Claddagh ring Blog - Irish stone walls

IRISH STONE WALLS.



While holidaying, particularly around the West of Ireland you may notice 'Stone Walls' . There is no mortar holding the stones together. They are constructed by selecting stones that will balance and 'sit' into the wall as they are built.
Why Stone Walls? you may wonder. Well in these areas of Ireland the land is very stony and in order to be farmed the stones needed to be cleared. So a clever way to clear the land was build walls.

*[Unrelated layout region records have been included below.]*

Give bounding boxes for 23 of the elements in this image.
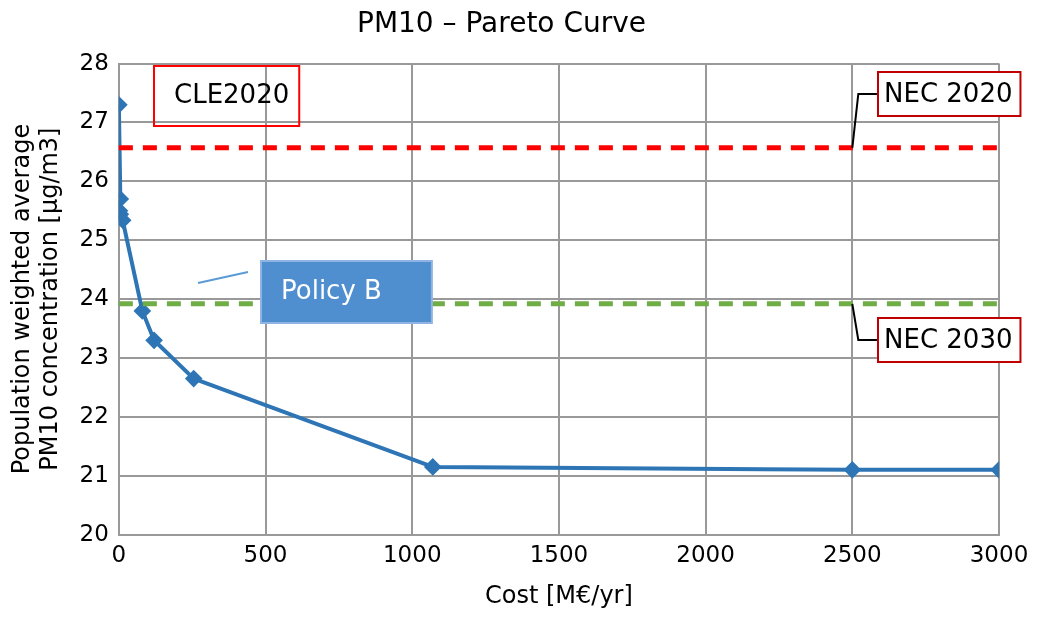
y-tick-label: 22 — [79, 401, 109, 428]
chart-title: PM10 – Pareto Curve — [357, 6, 646, 40]
x-tick-label: 2500 — [823, 541, 882, 568]
x-tick-label: 1000 — [382, 541, 442, 568]
y-tick-label: 21 — [79, 460, 109, 487]
x-tick-label: 2000 — [676, 541, 735, 568]
y-axis-title: Population weighted average PM10 concentration [µg/m3] — [6, 123, 64, 475]
y-tick-label: 20 — [79, 519, 109, 546]
y-tick-label: 23 — [79, 342, 109, 369]
x-axis-title: Cost [M€/yr] — [485, 580, 633, 609]
x-tick-label: 0 — [111, 541, 127, 568]
y-tick-label: 25 — [79, 225, 109, 252]
annotation: Policy B — [281, 274, 382, 305]
x-tick-label: 1500 — [529, 541, 589, 568]
x-tick-label: 500 — [243, 541, 288, 568]
ref-line-label: NEC 2020 — [884, 77, 1013, 108]
annotation: CLE2020 — [174, 78, 290, 109]
y-tick-label: 28 — [79, 48, 109, 75]
y-tick-label: 27 — [79, 107, 109, 134]
y-tick-label: 26 — [79, 166, 109, 193]
y-tick-label: 24 — [79, 284, 109, 311]
ref-line-label: NEC 2030 — [884, 323, 1013, 354]
x-tick-label: 3000 — [969, 541, 1029, 568]
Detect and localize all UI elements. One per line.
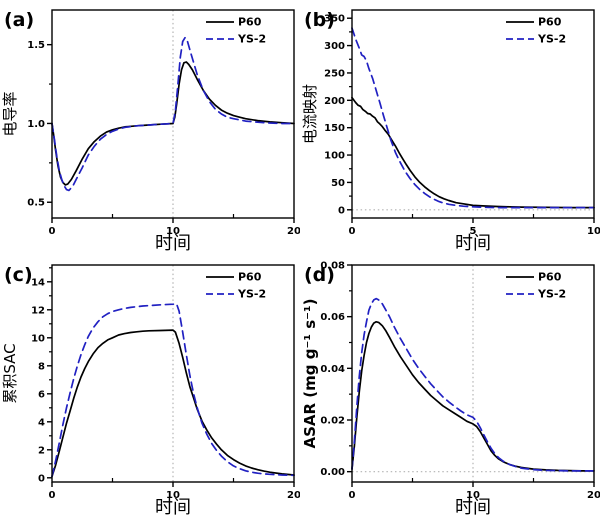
y-tick-label: 0.5 [27,198,45,209]
legend-label: YS-2 [537,33,566,46]
y-axis-label: 电导率 [1,91,19,136]
x-tick-label: 20 [287,490,300,501]
y-tick-label: 0.04 [320,364,345,375]
chart-d: 0 10 20 0.00 0.02 0.04 0.06 0.08 时间 ASAR (mg g⁻¹ … [301,261,600,519]
legend-label: P60 [538,16,562,29]
y-tick-label: 4 [38,417,45,428]
panel-label: (d) [304,264,335,286]
y-tick-label: 6 [38,389,45,400]
y-tick-label: 150 [324,123,345,134]
y-tick-label: 12 [31,305,45,316]
x-tick-label: 5 [470,226,477,237]
x-axis-label: 时间 [155,497,191,518]
chart-a: 0 10 20 0.5 1.0 1.5 时间 电导率 (a) P60 YS-2 [1,9,300,254]
y-tick-label: 0.08 [320,261,345,272]
y-tick-label: 14 [31,277,45,288]
series-line-p60 [351,320,595,472]
y-tick-label: 200 [324,96,345,107]
y-tick-label: 1.5 [27,40,45,51]
chart-c: 0 10 20 0 2 4 6 8 10 12 14 时间 累积SAC (c) P60 YS-2 [1,264,300,518]
x-tick-label: 0 [49,490,56,501]
legend-label: P60 [538,271,562,284]
y-tick-label: 350 [324,14,345,25]
panel-b: 0 5 10 0 50 100 150 200 250 300 350 时间 电流映射 (b) P60 YS-… [300,0,600,255]
y-tick-label: 1.0 [27,119,45,130]
y-tick-label: 100 [324,151,345,162]
y-axis-label: 电流映射 [301,84,319,144]
x-axis-label: 时间 [455,233,491,254]
y-tick-label: 8 [38,361,45,372]
y-tick-label: 0.02 [320,416,345,427]
x-tick-label: 0 [49,226,56,237]
y-tick-label: 0.06 [320,312,345,323]
series-line-ys-2 [351,297,595,472]
panel-d: 0 10 20 0.00 0.02 0.04 0.06 0.08 时间 ASAR (mg g⁻¹ … [300,255,600,519]
y-axis-label: ASAR (mg g⁻¹ s⁻¹) [301,299,319,449]
panel-c: 0 10 20 0 2 4 6 8 10 12 14 时间 累积SAC (c) P60 YS-2 [0,255,300,519]
x-tick-label: 10 [587,226,600,237]
series-line-ys-2 [51,303,295,478]
panel-label: (a) [4,9,34,31]
x-tick-label: 20 [287,226,300,237]
x-tick-label: 0 [349,490,356,501]
y-tick-label: 10 [31,333,45,344]
series-line-p60 [51,329,295,478]
panel-a: 0 10 20 0.5 1.0 1.5 时间 电导率 (a) P60 YS-2 [0,0,300,255]
y-tick-label: 0 [338,205,345,216]
y-axis-label: 累积SAC [1,343,19,403]
series-line-ys-2 [351,27,595,209]
x-tick-label: 10 [166,226,180,237]
panel-label: (b) [304,9,335,31]
y-tick-label: 250 [324,68,345,79]
x-axis-label: 时间 [455,497,491,518]
series-line-p60 [51,61,295,186]
legend-label: YS-2 [237,33,266,46]
legend-label: YS-2 [537,288,566,301]
panel-label: (c) [4,264,33,286]
x-tick-label: 20 [587,490,600,501]
x-tick-label: 10 [466,490,480,501]
y-tick-label: 2 [38,445,45,456]
x-tick-label: 0 [349,226,356,237]
y-tick-label: 0.00 [320,467,345,478]
y-tick-label: 50 [331,178,345,189]
x-axis-label: 时间 [155,233,191,254]
series-line-p60 [351,96,595,209]
legend-label: P60 [238,271,262,284]
y-tick-label: 300 [324,41,345,52]
series-line-ys-2 [51,36,295,192]
legend-label: P60 [238,16,262,29]
y-tick-label: 0 [38,473,45,484]
x-tick-label: 10 [166,490,180,501]
legend-label: YS-2 [237,288,266,301]
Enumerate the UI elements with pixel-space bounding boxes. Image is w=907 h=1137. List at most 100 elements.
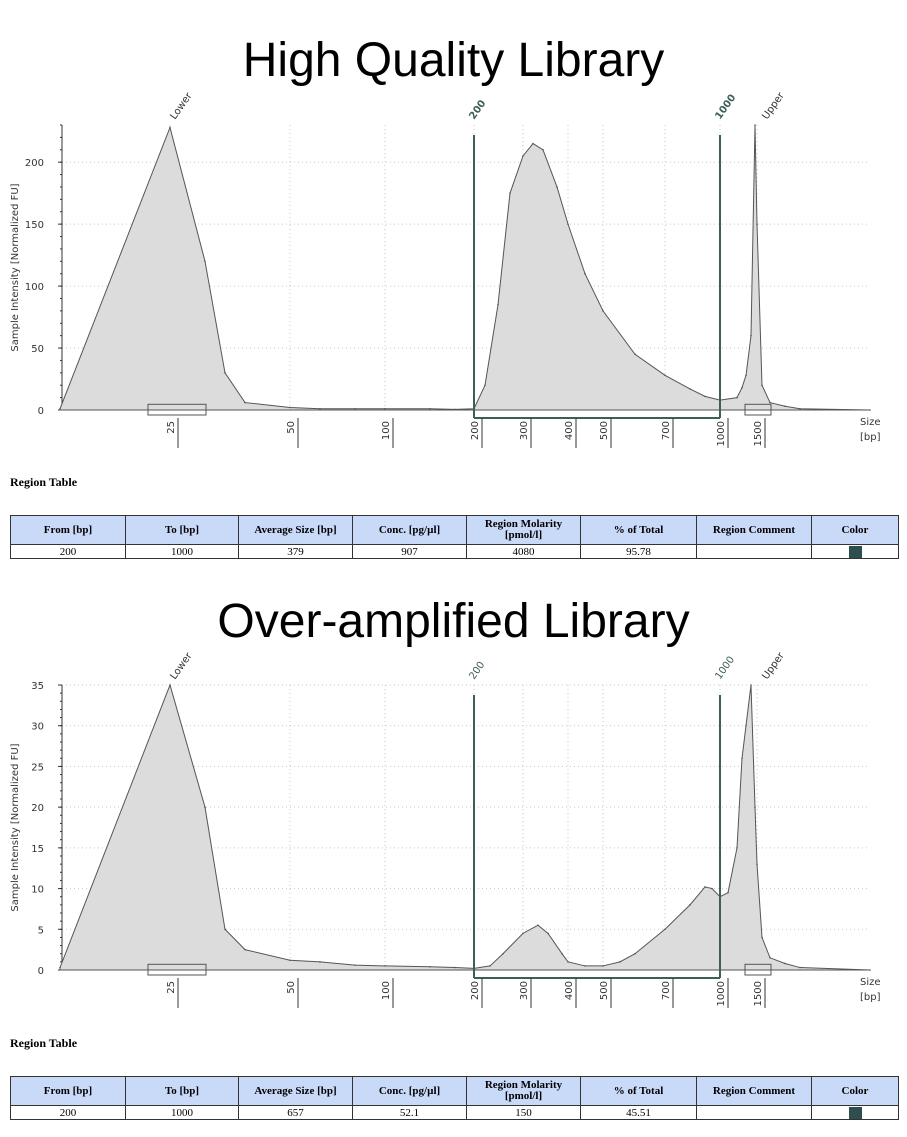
- x-tick-label: 400: [564, 981, 575, 1000]
- data-point: [561, 952, 563, 955]
- x-unit-label: Size: [860, 977, 881, 988]
- cell-to: 1000: [125, 544, 239, 559]
- lower-marker-box: [147, 963, 207, 976]
- x-tick-label: 700: [661, 981, 672, 1000]
- header-to: To [bp]: [125, 1076, 239, 1106]
- data-point: [429, 407, 431, 410]
- cell-color[interactable]: [811, 1105, 899, 1120]
- data-point: [704, 886, 706, 888]
- data-point: [784, 962, 786, 965]
- header-average-size: Average Size [bp]: [238, 1076, 353, 1106]
- y-tick-label: 50: [31, 344, 44, 355]
- data-point: [736, 847, 738, 849]
- data-point: [384, 965, 386, 967]
- cell-to: 1000: [125, 1105, 239, 1120]
- data-point: [454, 408, 456, 411]
- data-point: [542, 148, 544, 151]
- data-point: [745, 374, 747, 377]
- header-color: Color: [811, 1076, 899, 1106]
- data-point: [567, 961, 569, 963]
- x-tick-label: 100: [381, 981, 392, 1000]
- data-point: [584, 965, 586, 967]
- data-point: [756, 863, 758, 865]
- data-point: [602, 310, 604, 312]
- data-point: [634, 952, 636, 955]
- x-tick-label: 100: [381, 421, 392, 440]
- x-tick-label: 50: [286, 981, 297, 994]
- y-tick-label: 0: [38, 966, 44, 977]
- table-row[interactable]: 200 1000 379 907 4080 95.78: [10, 544, 899, 559]
- x-tick-label: 50: [286, 421, 297, 434]
- header-region-comment: Region Comment: [696, 1076, 812, 1106]
- chart-title-2: Over-amplified Library: [217, 595, 690, 648]
- table-header-row: From [bp] To [bp] Average Size [bp] Conc…: [10, 515, 899, 545]
- header-from: From [bp]: [10, 1076, 126, 1106]
- data-point: [454, 966, 456, 969]
- data-point: [537, 924, 539, 927]
- data-point: [664, 374, 666, 377]
- y-tick-label: 25: [31, 762, 44, 773]
- cell-percent-total: 45.51: [580, 1105, 697, 1120]
- data-point: [584, 272, 586, 275]
- cell-color[interactable]: [811, 544, 899, 559]
- data-point: [204, 260, 206, 263]
- data-point: [754, 124, 756, 126]
- table-row[interactable]: 200 1000 657 52.1 150 45.51: [10, 1105, 899, 1120]
- data-point: [736, 396, 738, 399]
- x-tick-label: 400: [564, 421, 575, 440]
- header-region-molarity: Region Molarity [pmol/l]: [466, 515, 581, 545]
- data-point: [244, 401, 246, 404]
- data-point: [750, 684, 752, 686]
- data-point: [354, 407, 356, 410]
- marker-label-1000: 1000: [713, 93, 738, 122]
- x-unit-label: Size: [860, 417, 881, 428]
- data-point: [169, 126, 171, 129]
- lower-marker-box: [147, 403, 207, 416]
- table-header-row: From [bp] To [bp] Average Size [bp] Conc…: [10, 1076, 899, 1106]
- header-color: Color: [811, 515, 899, 545]
- data-point: [689, 904, 691, 906]
- data-point: [769, 956, 771, 959]
- x-tick-label: 25: [166, 981, 177, 994]
- data-point: [664, 928, 666, 931]
- x-tick-label: 500: [599, 981, 610, 1000]
- data-point: [522, 155, 524, 157]
- x-unit-label: [bp]: [860, 992, 881, 1003]
- y-tick-label: 35: [31, 681, 44, 692]
- x-tick-label: 300: [519, 981, 530, 1000]
- y-tick-label: 30: [31, 722, 44, 733]
- header-percent-total: % of Total: [580, 515, 697, 545]
- data-point: [711, 887, 713, 890]
- x-tick-label: 1500: [753, 421, 764, 446]
- data-point: [59, 966, 61, 969]
- x-tick-label: 500: [599, 421, 610, 440]
- data-point: [319, 961, 321, 963]
- data-point: [741, 386, 743, 389]
- header-to: To [bp]: [125, 515, 239, 545]
- region-table-label-1: Region Table: [10, 475, 78, 489]
- data-point: [869, 969, 871, 971]
- data-point: [547, 932, 549, 935]
- data-point: [522, 932, 524, 935]
- x-unit-label: [bp]: [860, 432, 881, 443]
- x-tick-label: 200: [470, 981, 481, 1000]
- color-swatch[interactable]: [848, 545, 862, 558]
- cell-conc: 52.1: [352, 1105, 467, 1120]
- data-point: [634, 353, 636, 356]
- marker-label-lower: Lower: [168, 650, 195, 682]
- cell-region-comment[interactable]: [696, 1105, 812, 1120]
- x-tick-label: 25: [166, 421, 177, 434]
- header-average-size: Average Size [bp]: [238, 515, 353, 545]
- data-point: [756, 223, 758, 225]
- data-point: [567, 223, 569, 225]
- region-table-2: From [bp] To [bp] Average Size [bp] Conc…: [10, 1076, 899, 1120]
- data-point: [509, 192, 511, 194]
- header-conc: Conc. [pg/µl]: [352, 1076, 467, 1106]
- data-point: [204, 806, 206, 808]
- color-swatch[interactable]: [848, 1106, 862, 1119]
- y-tick-label: 0: [38, 406, 44, 417]
- data-point: [244, 948, 246, 951]
- y-tick-label: 150: [25, 220, 44, 231]
- cell-region-comment[interactable]: [696, 544, 812, 559]
- data-point: [319, 407, 321, 410]
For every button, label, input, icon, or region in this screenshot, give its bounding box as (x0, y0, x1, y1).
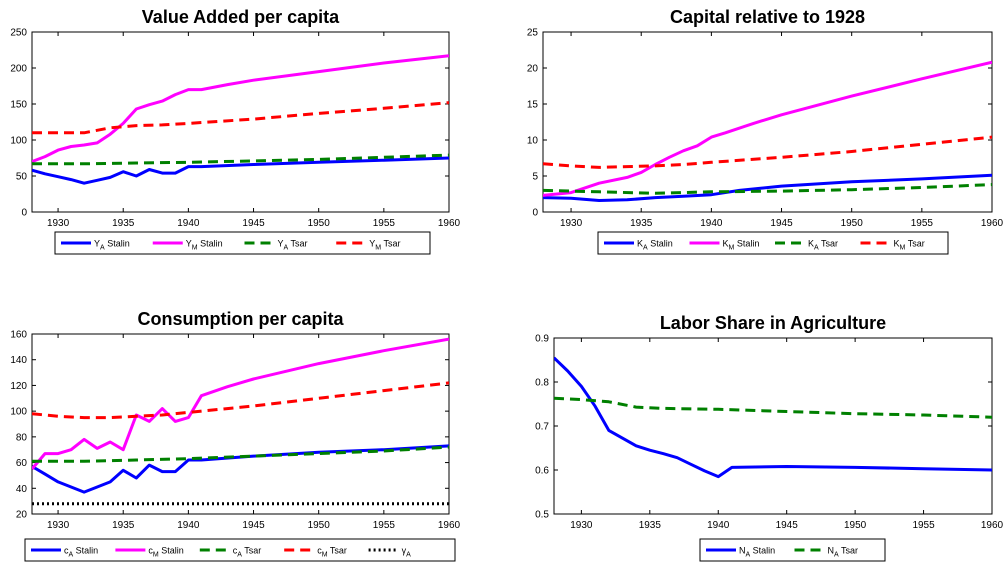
y-tick-label: 0.7 (535, 422, 549, 433)
chart-panel-4: Labor Share in Agriculture 1930 1935 1940 19… (535, 313, 1004, 562)
x-tick-label: 1930 (47, 218, 70, 229)
legend-entry: YA Stalin (94, 239, 130, 252)
y-tick-label: 160 (10, 330, 27, 341)
legend: KA Stalin KM Stalin KA Tsar KM Tsar (597, 231, 949, 255)
plot-area (542, 31, 993, 213)
x-tick-label: 1930 (570, 520, 593, 531)
y-tick-label: 150 (10, 100, 27, 111)
series-line-3 (32, 445, 449, 463)
x-tick-label: 1935 (112, 218, 135, 229)
x-tick-label: 1945 (770, 218, 793, 229)
y-tick-label: 80 (16, 432, 28, 443)
legend-box (24, 538, 456, 562)
x-tick-label: 1960 (981, 218, 1004, 229)
y-tick-label: 10 (527, 136, 539, 147)
x-tick-label: 1955 (912, 520, 935, 531)
chart-panel-1: Value Added per capita 1930 1935 1940 1945 19… (10, 7, 461, 255)
series-line-2 (32, 337, 449, 470)
legend-box (597, 231, 949, 255)
legend: cA Stalin cM Stalin cA Tsar cM Tsar γA (24, 538, 456, 562)
y-tick-label: 0 (21, 208, 27, 219)
legend-box (54, 231, 431, 255)
x-tick-label: 1935 (630, 218, 653, 229)
y-tick-label: 20 (527, 64, 539, 75)
x-tick-label: 1945 (776, 520, 799, 531)
series-line-2 (32, 54, 449, 164)
x-tick-label: 1940 (700, 218, 723, 229)
chart-panel-3: Consumption per capita 1930 1935 1940 1945 19… (10, 309, 461, 562)
y-tick-label: 25 (527, 28, 539, 39)
series-line-2 (543, 60, 992, 197)
x-tick-label: 1950 (308, 520, 331, 531)
x-tick-label: 1955 (373, 218, 396, 229)
series-line-2 (554, 396, 992, 419)
chart-title: Value Added per capita (142, 7, 340, 27)
x-tick-label: 1940 (177, 218, 200, 229)
y-tick-label: 100 (10, 407, 27, 418)
y-tick-label: 20 (16, 510, 28, 521)
y-tick-label: 40 (16, 484, 28, 495)
x-tick-label: 1930 (47, 520, 70, 531)
y-tick-label: 5 (532, 172, 538, 183)
x-tick-label: 1945 (242, 520, 265, 531)
legend-entry: γA (402, 546, 412, 559)
y-tick-label: 0 (532, 208, 538, 219)
chart-title: Labor Share in Agriculture (660, 313, 886, 333)
y-tick-label: 100 (10, 136, 27, 147)
series-line-1 (543, 173, 992, 202)
legend-entry: KA Stalin (637, 239, 673, 252)
series-line-3 (32, 153, 449, 166)
plot-area (553, 337, 993, 515)
chart-title: Consumption per capita (137, 309, 344, 329)
x-tick-label: 1940 (177, 520, 200, 531)
chart-title: Capital relative to 1928 (670, 7, 865, 27)
y-tick-label: 0.6 (535, 466, 549, 477)
x-tick-label: 1955 (373, 520, 396, 531)
legend-entry: KA Tsar (808, 239, 838, 252)
x-tick-label: 1940 (707, 520, 730, 531)
legend: NA Stalin NA Tsar (699, 538, 886, 562)
series-line-4 (32, 381, 449, 420)
y-tick-label: 60 (16, 458, 28, 469)
x-tick-label: 1950 (841, 218, 864, 229)
x-tick-label: 1960 (438, 218, 461, 229)
y-tick-label: 120 (10, 381, 27, 392)
y-tick-label: 0.8 (535, 378, 549, 389)
x-tick-label: 1945 (242, 218, 265, 229)
series-line-4 (32, 101, 449, 135)
y-tick-label: 15 (527, 100, 539, 111)
series-line-3 (543, 183, 992, 195)
legend-entry: YM Stalin (186, 239, 223, 252)
y-tick-label: 0.5 (535, 510, 549, 521)
x-tick-label: 1950 (308, 218, 331, 229)
y-tick-label: 50 (16, 172, 28, 183)
legend-box (699, 538, 886, 562)
legend-entry: NA Tsar (828, 546, 859, 559)
legend-entry: cA Tsar (233, 546, 262, 559)
plot-area (31, 31, 450, 213)
chart-panel-2: Capital relative to 1928 1930 1935 1940 1945… (527, 7, 1004, 255)
legend-entry: KM Tsar (894, 239, 925, 252)
legend-entry: NA Stalin (739, 546, 775, 559)
x-tick-label: 1935 (112, 520, 135, 531)
x-tick-label: 1935 (639, 520, 662, 531)
x-tick-label: 1955 (911, 218, 934, 229)
legend-entry: YA Tsar (278, 239, 308, 252)
y-tick-label: 200 (10, 64, 27, 75)
legend-entry: cM Stalin (148, 546, 183, 559)
y-tick-label: 140 (10, 355, 27, 366)
y-tick-label: 250 (10, 28, 27, 39)
x-tick-label: 1950 (844, 520, 867, 531)
legend-entry: cM Tsar (317, 546, 347, 559)
legend-entry: cA Stalin (64, 546, 98, 559)
x-tick-label: 1960 (438, 520, 461, 531)
legend: YA Stalin YM Stalin YA Tsar YM Tsar (54, 231, 431, 255)
series-line-1 (32, 156, 449, 185)
legend-entry: YM Tsar (369, 239, 400, 252)
x-tick-label: 1960 (981, 520, 1004, 531)
y-tick-label: 0.9 (535, 334, 549, 345)
legend-entry: KM Stalin (723, 239, 760, 252)
x-tick-label: 1930 (560, 218, 583, 229)
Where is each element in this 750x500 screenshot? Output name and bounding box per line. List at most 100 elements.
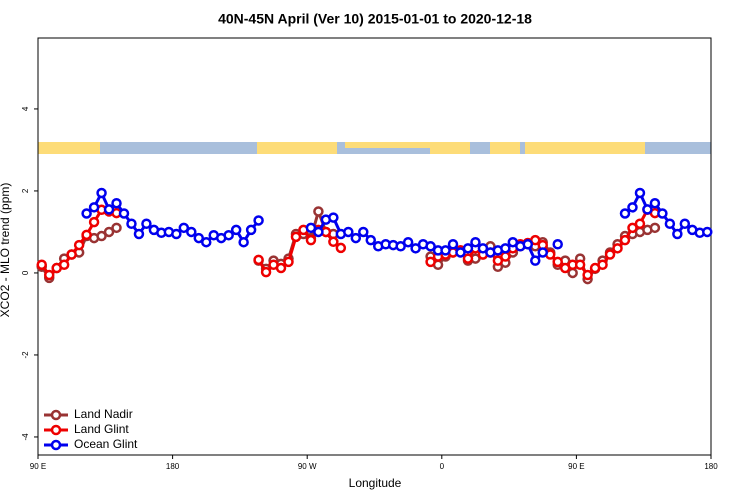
- y-axis-label: XCO2 - MLO trend (ppm): [0, 183, 12, 318]
- data-point: [470, 236, 481, 248]
- legend-label: Land Glint: [74, 422, 129, 436]
- data-point: [530, 255, 541, 266]
- data-point: [81, 208, 92, 219]
- data-point: [604, 249, 616, 260]
- legend-label: Land Nadir: [74, 407, 133, 421]
- data-point: [440, 245, 451, 256]
- data-point: [462, 243, 474, 254]
- data-point: [679, 218, 691, 229]
- data-point: [649, 197, 661, 209]
- data-point: [66, 249, 77, 260]
- data-point: [230, 224, 242, 236]
- data-point: [462, 253, 474, 264]
- data-point: [343, 226, 354, 238]
- data-point: [477, 243, 489, 254]
- data-point: [88, 216, 100, 228]
- data-point: [492, 255, 504, 266]
- data-point: [313, 226, 324, 238]
- data-point: [305, 234, 317, 246]
- x-tick-label: 180: [704, 462, 718, 471]
- data-point: [552, 238, 563, 250]
- chart-title: 40N-45N April (Ver 10) 2015-01-01 to 202…: [218, 11, 532, 27]
- data-point: [410, 243, 421, 254]
- data-point: [500, 243, 511, 254]
- data-point: [552, 256, 563, 268]
- data-point: [275, 262, 287, 274]
- data-point: [507, 236, 519, 248]
- data-point: [358, 226, 369, 238]
- data-point: [627, 202, 638, 213]
- data-point: [103, 226, 115, 238]
- data-point: [537, 247, 548, 258]
- data-point: [58, 259, 70, 270]
- data-point: [702, 226, 713, 238]
- data-point: [455, 247, 466, 258]
- y-tick-label: 0: [21, 270, 30, 275]
- legend-marker: [50, 409, 62, 421]
- legend-marker: [50, 424, 62, 436]
- data-point: [350, 232, 362, 244]
- data-point: [582, 269, 593, 281]
- data-point: [88, 202, 100, 213]
- data-point: [126, 218, 137, 229]
- data-point: [290, 231, 302, 243]
- data-point: [111, 222, 122, 234]
- data-point: [664, 218, 676, 229]
- data-point: [335, 242, 347, 254]
- data-point: [328, 236, 339, 248]
- data-point: [178, 222, 190, 234]
- x-tick-label: 90 E: [30, 462, 46, 471]
- data-point: [619, 234, 631, 246]
- data-point: [395, 241, 406, 252]
- data-point: [73, 239, 85, 251]
- data-point: [305, 222, 317, 234]
- data-point: [193, 232, 205, 244]
- data-point: [619, 208, 631, 219]
- data-point: [96, 187, 107, 199]
- data-point: [253, 254, 264, 266]
- data-point: [522, 238, 534, 250]
- data-point: [118, 208, 130, 219]
- data-point: [634, 187, 646, 199]
- data-point: [649, 222, 661, 234]
- data-point: [642, 204, 653, 215]
- data-point: [365, 234, 377, 246]
- data-point: [627, 222, 638, 234]
- x-tick-label: 90 E: [568, 462, 584, 471]
- data-point: [313, 206, 324, 217]
- y-tick-label: 4: [21, 106, 30, 111]
- data-point: [96, 230, 107, 242]
- x-tick-label: 90 W: [298, 462, 317, 471]
- data-point: [141, 218, 152, 229]
- data-point: [574, 259, 586, 270]
- data-point: [201, 236, 212, 248]
- data-point: [328, 212, 339, 223]
- data-point: [402, 236, 414, 248]
- data-point: [672, 228, 683, 240]
- land-ocean-strip: [38, 142, 711, 154]
- data-point: [500, 251, 511, 262]
- data-point: [425, 256, 436, 268]
- y-tick-label: 2: [21, 188, 30, 193]
- data-point: [186, 226, 197, 238]
- y-tick-label: -4: [21, 433, 30, 441]
- data-point: [260, 266, 272, 278]
- data-point: [238, 236, 249, 248]
- data-point: [245, 224, 257, 236]
- data-point: [530, 234, 541, 246]
- data-point: [447, 238, 459, 250]
- data-point: [36, 259, 47, 270]
- data-point: [133, 228, 145, 240]
- data-point: [283, 256, 294, 268]
- data-point: [81, 229, 92, 241]
- data-point: [612, 243, 623, 254]
- data-point: [111, 197, 122, 209]
- legend-marker: [50, 439, 62, 451]
- data-point: [657, 208, 668, 219]
- data-point: [425, 241, 436, 252]
- data-point: [253, 215, 264, 226]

Around the Burren, Galway and Clare you will see low walls of rounded stones, these walls have big gaps between the stones. Made of Carboniferous limestone they are naturally rounded in shape.
'DRY STONE WALLS'
These walls are built without tools or mortar - the stone is not cut but sometimes broken. whatever stones are available are made to fit as well as can be. The walls are often unstable and need repairing by replacing fallen stones. The instability of the walls makes them good barriers, as animals reared in the field are wary of crossing them having learned that they collapse easily.
Where money was more available, a more skilled 'dry wall' would be built. These walls were the work of a skilled stone mason. The technique often passed down in families. Another wall built by a stone mason would include 'mortar' , often built of local quarried stone. This sort of wall originally came to Ireland with the Normans. Limestone with granite, more angular in shape.
'FAMINE WALLS'
The 'Famine Walls' were built with men employed on Work Schemes. This work helped to provide income to the poor, starving communities at the time of the potato famine. It was often a thankless job. The hungry men building walls such as in the Burren, County Clare where long stone walls run from the bottom to the top of a stony mountain. Indeed, it would have been a weary exhausting job. As the potatoe was the stable diet of local poorer communities.
If the opportunity arises, come and see the 'Ceide Fields' in Mayo. It is of particular interest as an ongoing, archaeological dig, is gradually unfolding a remarkable story of Stone Age life. "It is the largest known Stone Age settlement in the world".